When I watched the film a while back, I fear much of its power was lost in the midst of the absolutely ravaged, cropped-for-TV tenth-gen bootleg disc I had to contend with, but it was still obviously an impressive work. A tense and oppressive psychological mystery in tradition of 'Repulsion' or Altman's 'Images', led by an astonishing performance from Angela (daughter of Donald) Pleasance, it is a film that manages to wring menace out of almost nothing whatsoever, evoking the same sense of threatening other-ness within British customs and environments that can be felt in the work of other foreign-born directors such as Joseph Losey and Jerzy Skolimowski. Sadly, I recall reading somewhere that ‘Symptoms’ currently resides on the BFI’s “lost list” of films whose original print elements are missing presumed dead – a tragic state of affairs, as a restored (or even watchable) version would surely turn some heads.

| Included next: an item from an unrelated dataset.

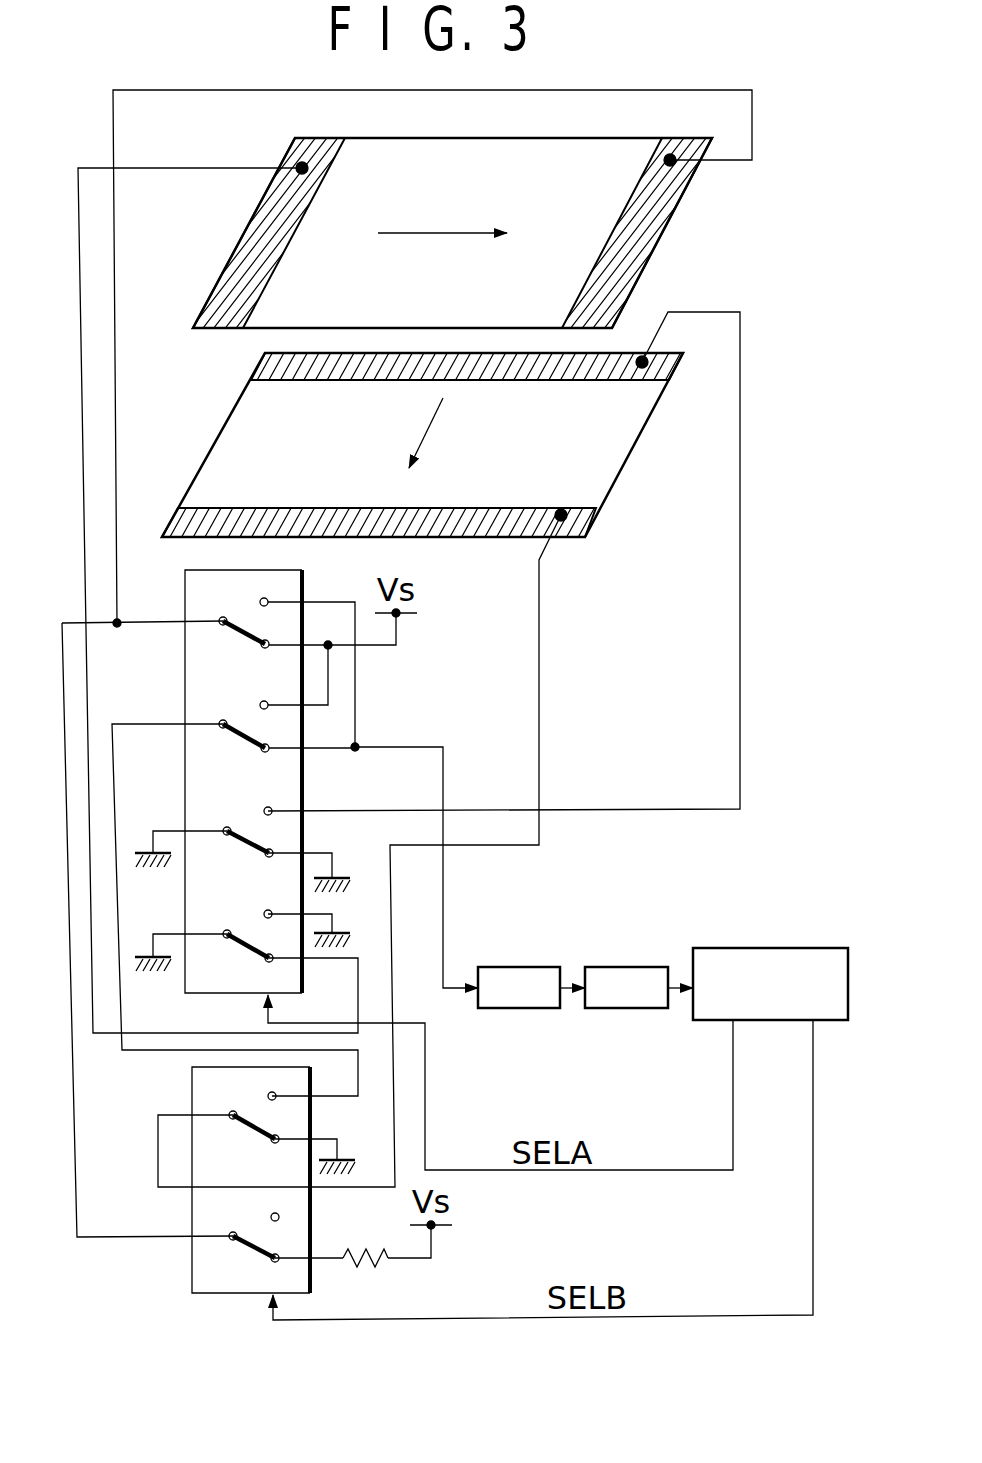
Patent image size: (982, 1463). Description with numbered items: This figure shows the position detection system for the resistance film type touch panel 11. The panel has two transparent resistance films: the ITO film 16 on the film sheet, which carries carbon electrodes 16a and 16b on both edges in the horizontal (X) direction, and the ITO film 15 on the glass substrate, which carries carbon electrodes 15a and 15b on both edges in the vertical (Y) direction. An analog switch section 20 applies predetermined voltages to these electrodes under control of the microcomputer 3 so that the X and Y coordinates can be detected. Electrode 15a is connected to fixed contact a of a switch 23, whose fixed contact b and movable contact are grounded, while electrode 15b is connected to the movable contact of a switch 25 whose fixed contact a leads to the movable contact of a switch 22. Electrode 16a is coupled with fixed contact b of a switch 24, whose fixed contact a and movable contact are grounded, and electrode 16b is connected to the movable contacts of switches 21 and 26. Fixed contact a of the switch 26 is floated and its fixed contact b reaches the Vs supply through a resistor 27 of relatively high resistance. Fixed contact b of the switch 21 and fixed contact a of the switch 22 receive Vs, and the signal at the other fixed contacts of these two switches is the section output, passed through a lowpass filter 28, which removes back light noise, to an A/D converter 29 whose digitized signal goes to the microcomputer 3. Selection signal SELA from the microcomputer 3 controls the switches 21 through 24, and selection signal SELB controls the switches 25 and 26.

As the potential success of ‘Symptoms’ deteriorated in the usual shit-storm of bad feeling, bad marketing and bad distribution, Larraz continued to toil doggedly in the genre mines for the rest of his filmmaking career, returning to Spain in the mid ‘70s and proceeding to direct a substantial number of horror films, sex films and comedies over the next few years, of which ‘The Coming of Sin’ (1978) and ‘Black Candles’ (1982) can both currently be found lurking in my ever-growing “to watch” pile.

At the time of writing, I’ve not really seen enough of the director’s work to provide much in the way of useful comment on his oeuvre as a whole, but my general impression is that of self-professed film artist driven by a singular, if often compromised, vision; a man who recognised no distinction between 'high' and 'low' culture, and whose apparent fixation with lesbianism, bloody murder and psychological turmoil was determined as much by personal obsession as commercial necessity. Following the deaths of Rollin, Franco, Romay, Naschy, Bénazéraf and Lemoine in the past few years, Larraz’ passing sees the ranks of the vital personalities who defined the world of vintage European weirdo-horror filmmaking thinned even further, and is yet another blow for fans of this strange demi-monde.

Hopefully we’ll get the opportunity to return to Larraz’ work on this blog at some point in the future, but in the meantime, let me point you instead toward this excellent tribute, posted today by Pete Tombs.

And with that suitably read and digested, let us simply agree that, all else aside, his movies definitely had some great posters.